The scene told its own story. He knew no way to be gentle and felt partly to blame that he had urged her to this course.
“He was pushed too far and he has retreated. There is no fault to be placed. Who could know how it was to be? London is now doubly necessary for him to be helped. Let him rest for the next several days and we have time to see.”
They sat with James for the remainder of the night and into the next day. By that time Sir Anselm was able to say with authority that Lord James went in no danger of his life.
Katherine, pale and composed, acquainted Lord Carmartin with the situation, saying at the end, “We will go to my lord’s house in London as soon as he is able so that he may be treated. The King must be informed of these developments so that no strain rests on our name.”

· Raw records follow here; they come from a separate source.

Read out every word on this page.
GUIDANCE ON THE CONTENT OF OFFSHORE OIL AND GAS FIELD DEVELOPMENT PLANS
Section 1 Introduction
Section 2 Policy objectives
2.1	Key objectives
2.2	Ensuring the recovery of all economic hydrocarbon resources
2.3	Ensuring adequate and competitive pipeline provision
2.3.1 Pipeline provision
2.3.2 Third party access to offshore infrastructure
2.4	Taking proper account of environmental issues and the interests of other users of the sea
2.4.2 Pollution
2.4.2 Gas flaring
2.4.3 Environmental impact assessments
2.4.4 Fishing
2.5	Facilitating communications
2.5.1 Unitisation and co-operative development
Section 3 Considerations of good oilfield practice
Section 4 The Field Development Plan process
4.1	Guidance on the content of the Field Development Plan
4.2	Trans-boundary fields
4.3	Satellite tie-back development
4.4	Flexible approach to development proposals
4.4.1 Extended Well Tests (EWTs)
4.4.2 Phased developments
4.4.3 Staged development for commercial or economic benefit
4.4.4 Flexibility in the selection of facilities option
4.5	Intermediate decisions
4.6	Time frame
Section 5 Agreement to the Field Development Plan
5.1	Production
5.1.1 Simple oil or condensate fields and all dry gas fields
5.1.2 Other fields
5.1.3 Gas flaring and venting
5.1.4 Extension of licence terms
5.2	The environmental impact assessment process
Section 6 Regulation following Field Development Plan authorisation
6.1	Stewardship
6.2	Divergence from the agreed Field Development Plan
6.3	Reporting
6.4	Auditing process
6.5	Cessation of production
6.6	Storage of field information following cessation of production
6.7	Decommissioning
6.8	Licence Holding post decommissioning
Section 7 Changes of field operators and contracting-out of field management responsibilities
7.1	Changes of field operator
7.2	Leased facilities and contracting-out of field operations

He looked at her, “This is all rather convenient, is it not, Madam?”
“Do you think that the King’s own physician connives?”
“I am a soldier bidden to my duty. It is not seemly that we quarrel.”
“I am not seemly when I fight for my life and that of my husband?” Her words were icy.
Wearily he shifted his weight from one foot to the other. Adder of a woman! No wonder poor Lord James was ill. His shallow sympathies swung round and he tried to reassure her. “Neither of you is in any danger of losing your life, Lady Katherine. I marvel that you thought you ever were. Matters will soon be put to rights when the physicians have found the nature of his illness.”
“I thank you.” Katherine took gracious leave of the commander and went to prepare for yet another journey. Whatever the future brought it would be better than this limbo to which she had been confined for the past few months.
Five days later they left for London. It was anti-climactic to see how easily the leavetaking was accomplished after all the difficulties. James sat easily astride his horse and responded to directions as his body adapted to the saddle. He ate and drank when presented with refreshment. There were no problems though Katherine flinched to see the docility of the hawk.